Following oral administration of 200 mg 14C-LCZ696 (the AHU377 moiety of LCZ696 was radiolabelled), AHU377 and valsartan are cleared from plasma with an apparent clearance of 49.4 L/h and 4.22 L/h, respectively.

Following oral administration of 14C-LCZ696 approximately 52% - 68% of the AHU377 dose was recovered in urine (primarily as LBQ657) and ~37 - 48% recovered in the feces (predominantly LBQ657). Unchanged AHU377 accounted for 0.8% - 2.8% of the dose in urine and 0.3% - 0.9% in feces.

The oral bioavailability is estimated to be 60%.
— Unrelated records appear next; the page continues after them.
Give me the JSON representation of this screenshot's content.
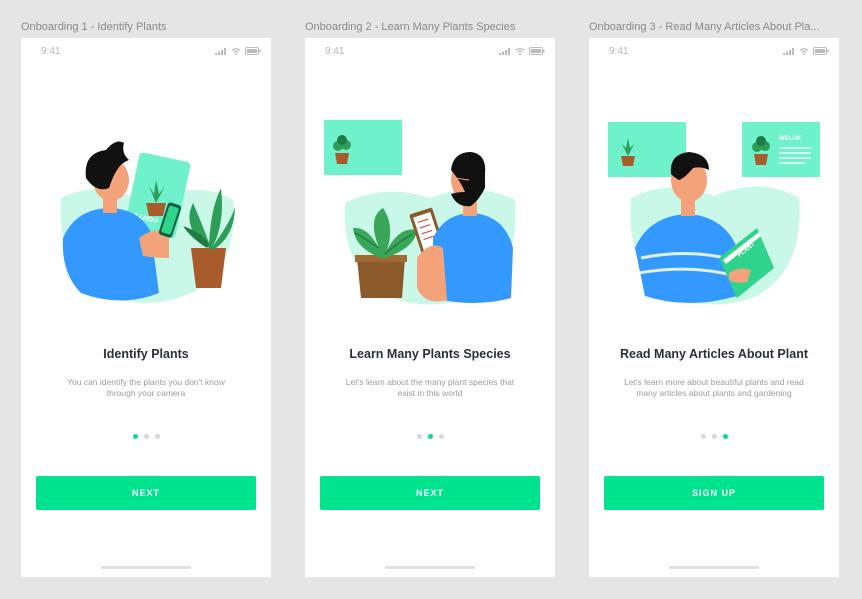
{
  "screens": [
    {
      "frame_label": "Onboarding 1 - Identify Plants",
      "time": "9:41",
      "title": "Identify Plants",
      "desc_line1": "You can identify the plants you don't know",
      "desc_line2": "through your camera",
      "button": "NEXT",
      "card_text": "GANDU"
    },
    {
      "frame_label": "Onboarding 2 - Learn Many Plants Species",
      "time": "9:41",
      "title": "Learn Many Plants Species",
      "desc_line1": "Let's learn about the many plant species that",
      "desc_line2": "exist in this world",
      "button": "NEXT"
    },
    {
      "frame_label": "Onboarding 3 - Read Many Articles About Pla...",
      "time": "9:41",
      "title": "Read Many Articles About Plant",
      "desc_line1": "Let's learn more about beautiful plants and read",
      "desc_line2": "many articles about plants and gardening",
      "button": "SIGN UP",
      "card_text": "WELOK",
      "book_text": "PLANT"
    }
  ],
  "active_page": [
    1,
    2,
    3
  ],
  "colors": {
    "accent": "#00e38e",
    "mint": "#6ff2cc",
    "mint_light": "#c9f7e8",
    "shirt": "#3399ff",
    "skin": "#f4a27a",
    "hair": "#111111"
  }
}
Justification for classification or non-classification

Single dose oral toxicity studies in mice and rats revealed NOELs of 2000 mg/kg in both species. In single dose intraperitoneal studies in mice and rats, a NOEL of 300 mg/kg was reported in mice but a NOEL was not identified in rats. In repeated dose oral toxicity studies in rats (up to 13-weeks and 26-weeks in duration ) and marmosets (up to 52-weeks in duration), NOAELs of 400 mg/kg/day, 600 mg/kg/day were reported in rats and 25 mg/kg/day reported in marmosets. Thirteen (13) week repeated dose oral toxicity studies in mice via gavage and in the diet revealed NOAELs of 1200 mg/kg/day and 1000 mg/kg/day, respectively. AHU377 has been associated with fetotoxicity and embryo-fetal toxicity in rabbits; the embryo-fetal NOAEL is rabbits was 200 mg/kg/day. In a fertility and early embryonic development study in rats, AHU377 was shown to have no effect on fertility up to 750 mg/kg/day. The no-observed-adverse-effect level (NOAEL) for paternal toxicity was considered to be 250 mg/kg/day and for maternal toxicity, 750 mg/kg/day.